In the past, if you wanted to see which molecules interacted with a particular protein in the body, with the hopes of developing an effective therapy, you had to test them individually, molecule by molecule. It was laborious and time-consuming.
Polly Fordyce, PhD, a Stanford biophysicist, is working to change that. She and her team use microfluidic devices to develop tiny, specially designed beads that are marked with different colors; they use these to examine hundreds of molecules at once. As Fordyce explains in a Stanford Medicine profile on her life and work:
In the same time it takes somebody to measure one thing, now we measure 1,000 things, and that drives science forward 1,000 times faster... If we were to do these experiments with traditional biochemistry techniques, it would take years and armies of postdocs.
Nonetheless, her method isn't easy, yet. Her team had to figure out how to develop 1,000 different colors to label each different molecule — and some way to identify the different colors. So:
Fordyce and her team made much of their lab equipment from scratch. They took apart certain parts of commercial microscopes and 3-D-printed other parts to create a custom microscope capable of imaging the colored beads with deep UV light.

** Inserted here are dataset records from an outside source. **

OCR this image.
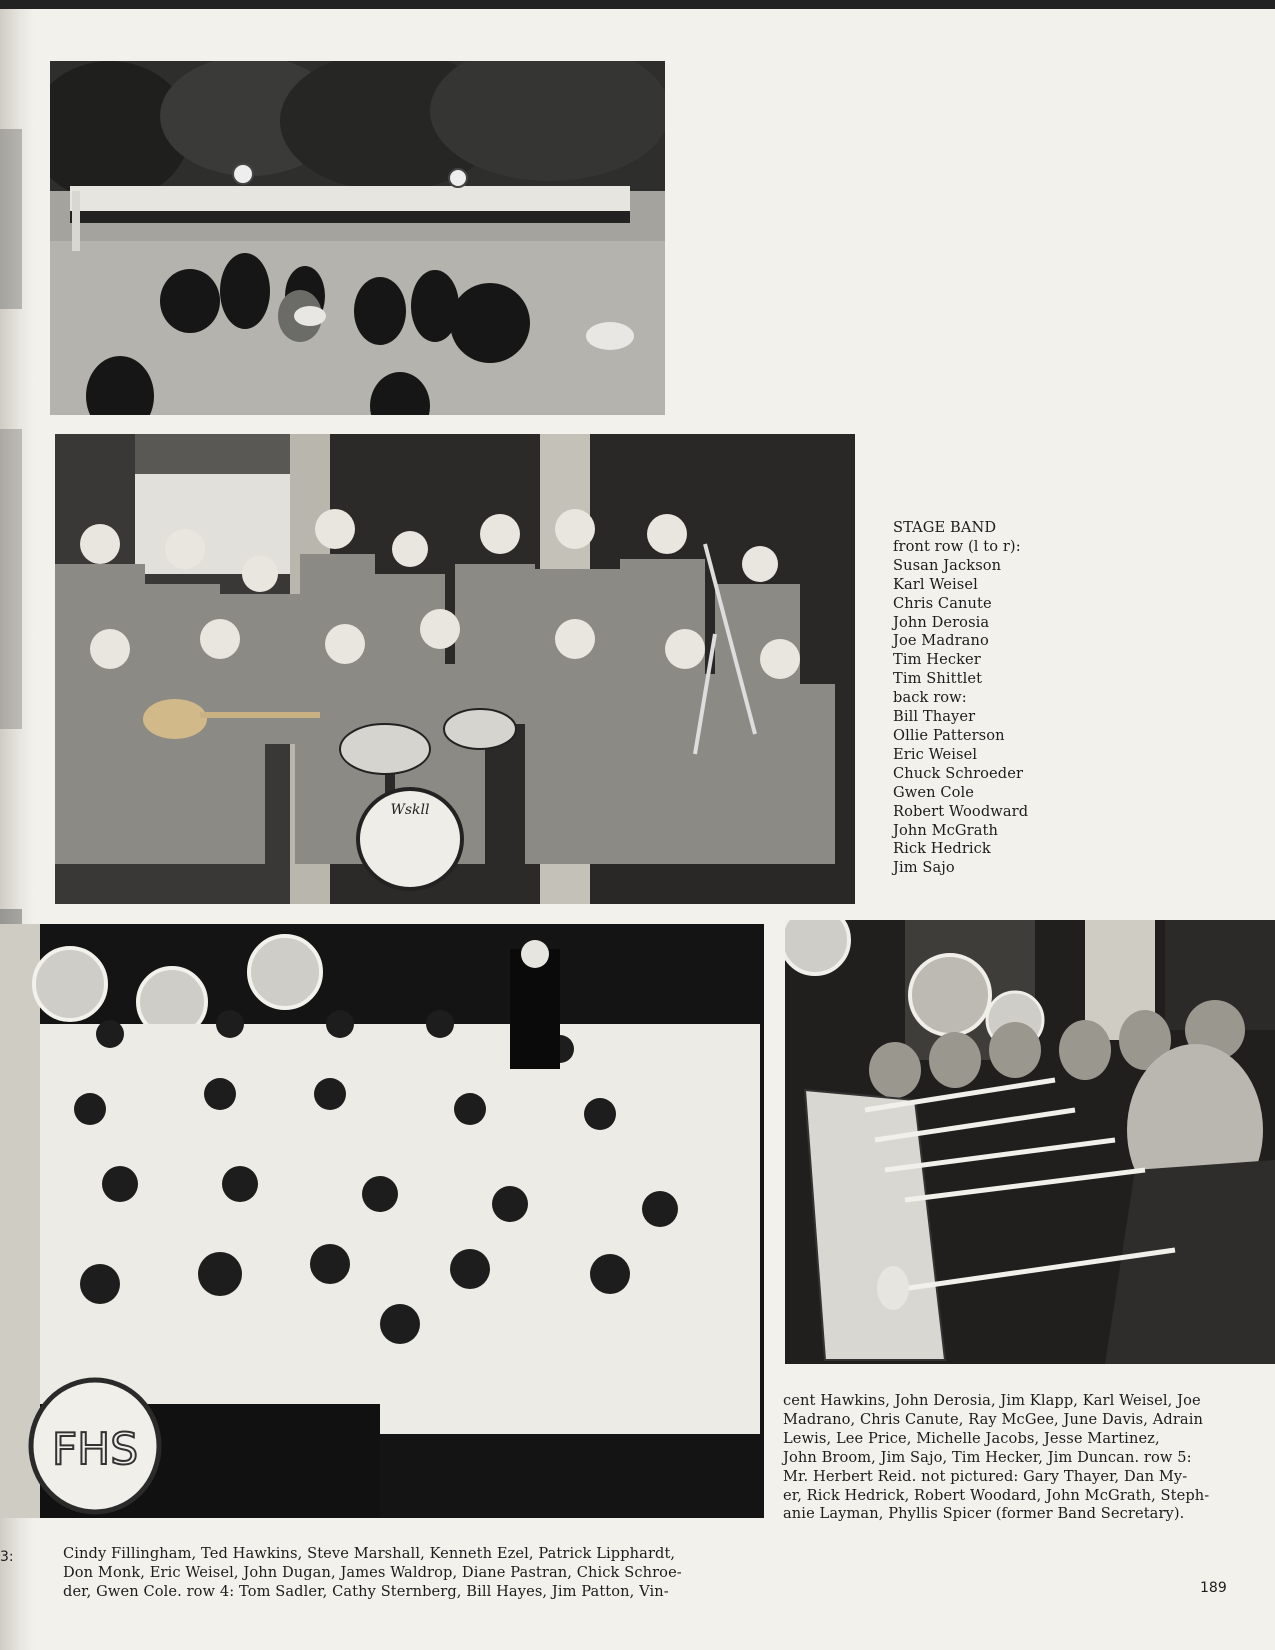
Wskll
STAGE BAND
front row (l to r):
Susan Jackson
Karl Weisel
Chris Canute
John Derosia
Joe Madrano
Tim Hecker
Tim Shittlet
back row:
Bill Thayer
Ollie Patterson
Eric Weisel
Chuck Schroeder
Gwen Cole
Robert Woodward
John McGrath
Rick Hedrick
Jim Sajo
FHS
cent Hawkins, John Derosia, Jim Klapp, Karl Weisel, Joe
Madrano, Chris Canute, Ray McGee, June Davis, Adrain
Lewis, Lee Price, Michelle Jacobs, Jesse Martinez,
John Broom, Jim Sajo, Tim Hecker, Jim Duncan. row 5:
Mr. Herbert Reid. not pictured: Gary Thayer, Dan My-
er, Rick Hedrick, Robert Woodard, John McGrath, Steph-
anie Layman, Phyllis Spicer (former Band Secretary).
Cindy Fillingham, Ted Hawkins, Steve Marshall, Kenneth Ezel, Patrick Lipphardt,
Don Monk, Eric Weisel, John Dugan, James Waldrop, Diane Pastran, Chick Schroe-
der, Gwen Cole. row 4: Tom Sadler, Cathy Sternberg, Bill Hayes, Jim Patton, Vin-
3:
189
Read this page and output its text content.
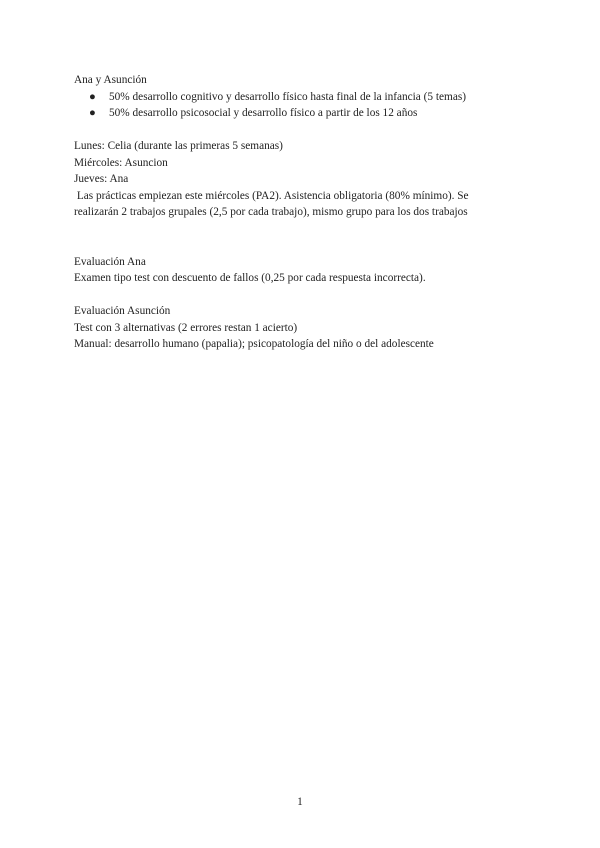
Ana y Asunción
● 50% desarrollo cognitivo y desarrollo físico hasta final de la infancia (5 temas)
● 50% desarrollo psicosocial y desarrollo físico a partir de los 12 años
Lunes: Celia (durante las primeras 5 semanas)
Miércoles: Asuncion
Jueves: Ana
Las prácticas empiezan este miércoles (PA2). Asistencia obligatoria (80% mínimo). Se
realizarán 2 trabajos grupales (2,5 por cada trabajo), mismo grupo para los dos trabajos
Evaluación Ana
Examen tipo test con descuento de fallos (0,25 por cada respuesta incorrecta).
Evaluación Asunción
Test con 3 alternativas (2 errores restan 1 acierto)
Manual: desarrollo humano (papalia); psicopatología del niño o del adolescente
1
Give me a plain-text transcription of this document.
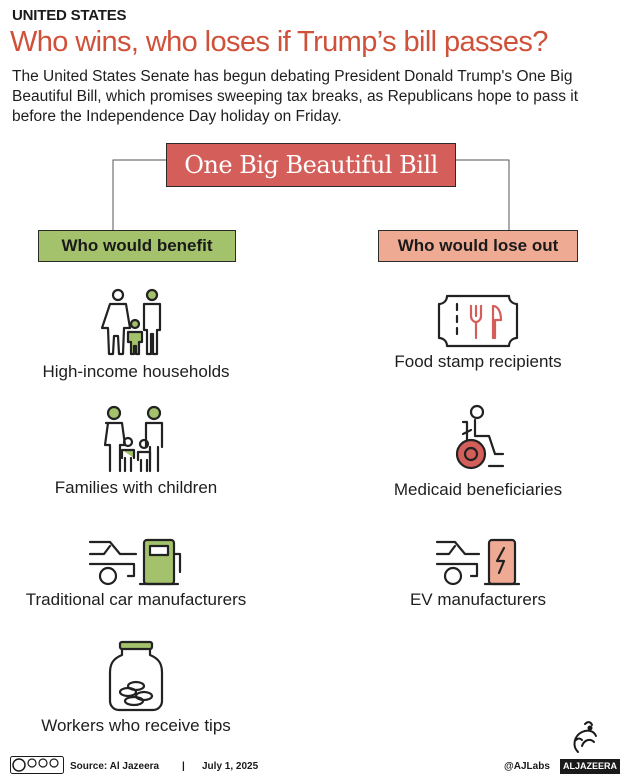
UNITED STATES
Who wins, who loses if Trump’s bill passes?
The United States Senate has begun debating President Donald Trump's One Big Beautiful Bill, which promises sweeping tax breaks, as Republicans hope to pass it before the Independence Day holiday on Friday.
One Big Beautiful Bill
Who would benefit	Who would lose out
High-income households
Families with children
Traditional car manufacturers
Workers who receive tips
Food stamp recipients
Medicaid beneficiaries
EV manufacturers
Source: Al Jazeera | July 1, 2025	@AJLabs	ALJAZEERA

Yet the payoff is likely to be great. She's currently collaborating with Martha Cyert, PhD, a Stanford professor of biology, to learn more about calcineurin, a protein that activates certain immune cells. This could lead to the development of therapies to turn down the immune response following transplants, while avoiding some side effects associated with current therapies.
“The new peptide-bead technology that Polly developed will revolutionize how we study protein-based information networks within cells,” Cyert says.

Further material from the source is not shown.